If the student shows interest in becoming their own business and building a customer base, they agree to the appreticeship program. This program requires each student to spend 100 hours minimum, working in the Nisqually shop working on repetition and increasing their knowledge and skill set. For that time spent learning the working process, each student upon completion, will be given 500 credits toward ordering shirts and supplies for their own outside sales. When reaching this milestone, students can use these credits to place shirt and material orders or continue working to accrue more credits for even bigger orders.

When the fledgling business people decide to branch out into entrepreneurship, they are encouraged to reach out to their friends, community, and resources. All sales and print scheduling still go through the House of Skills. This way the budding business person is still being coached and prepped for success. The student is responsible for customer relations, art, printing, setting price, and delivery. After each job, the entrepreneur must fill out a profit and loss form and submit a copy to House of Skills in order to give the student a real world feel of costs and business. Money from the job deposit will go back into resetting the credit account so that the student can continue to sell jobs and make profit.
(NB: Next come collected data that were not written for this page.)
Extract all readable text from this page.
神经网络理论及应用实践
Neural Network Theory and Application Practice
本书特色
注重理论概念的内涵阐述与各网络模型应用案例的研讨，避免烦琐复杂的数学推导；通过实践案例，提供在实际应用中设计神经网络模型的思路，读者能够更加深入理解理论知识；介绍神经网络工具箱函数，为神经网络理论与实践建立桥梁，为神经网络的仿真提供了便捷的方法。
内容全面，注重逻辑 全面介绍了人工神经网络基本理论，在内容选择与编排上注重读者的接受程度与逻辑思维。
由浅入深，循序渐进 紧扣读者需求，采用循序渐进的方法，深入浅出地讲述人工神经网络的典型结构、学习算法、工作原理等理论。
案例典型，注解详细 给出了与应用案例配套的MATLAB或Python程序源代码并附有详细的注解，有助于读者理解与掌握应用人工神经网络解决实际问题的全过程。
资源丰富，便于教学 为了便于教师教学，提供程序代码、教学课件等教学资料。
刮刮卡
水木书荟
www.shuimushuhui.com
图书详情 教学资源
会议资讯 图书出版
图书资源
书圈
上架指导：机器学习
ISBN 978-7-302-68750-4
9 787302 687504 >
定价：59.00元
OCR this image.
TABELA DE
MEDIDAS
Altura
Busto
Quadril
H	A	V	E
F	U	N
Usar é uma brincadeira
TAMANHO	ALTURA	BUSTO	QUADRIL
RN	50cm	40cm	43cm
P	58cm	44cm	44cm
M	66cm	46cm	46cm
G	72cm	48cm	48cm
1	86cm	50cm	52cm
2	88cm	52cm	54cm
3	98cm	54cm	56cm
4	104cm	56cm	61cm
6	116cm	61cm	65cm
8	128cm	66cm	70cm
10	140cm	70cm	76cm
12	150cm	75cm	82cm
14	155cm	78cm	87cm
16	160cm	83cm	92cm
The student can amplify his credit account by adding money derived from job profit to that account. Money added by the student to the account is returnable, but the original credit amount is non-transferable.

Here is a sample student transaction:
50 shirts @$10 per =$500.00 billing
50 shirts x $1.93 per cost =$96.50
50 shirts x $2.00 overhead/supply cost =$100.00
50 shirts profit = $303.50 to the student entrepreneur

The money gained in the overhead charge is used to not only cover expendibles and utilities, but to help fund the credit system in whole. We have effectively created a system where the students support the project AND other students while acquiring working repetitions, comfort and advanced skill sets. Repetition becomes the mother of skill. The advancing student also learns profit and loss, marketing, customer relations,responsibility, as well as gaining a basis of understanding of the financial benefits of being an entrepreneur.

The brilliant aspect of this idea is that the core element of the House of Skills project grows stronger by creating an environment where students are helping students to succeed. At the same time, the students is given an extended safety net while building knowledge and experience. Advanced techniques and business acumen are continually taught. A true Win/Win situation is created with real world tangible results.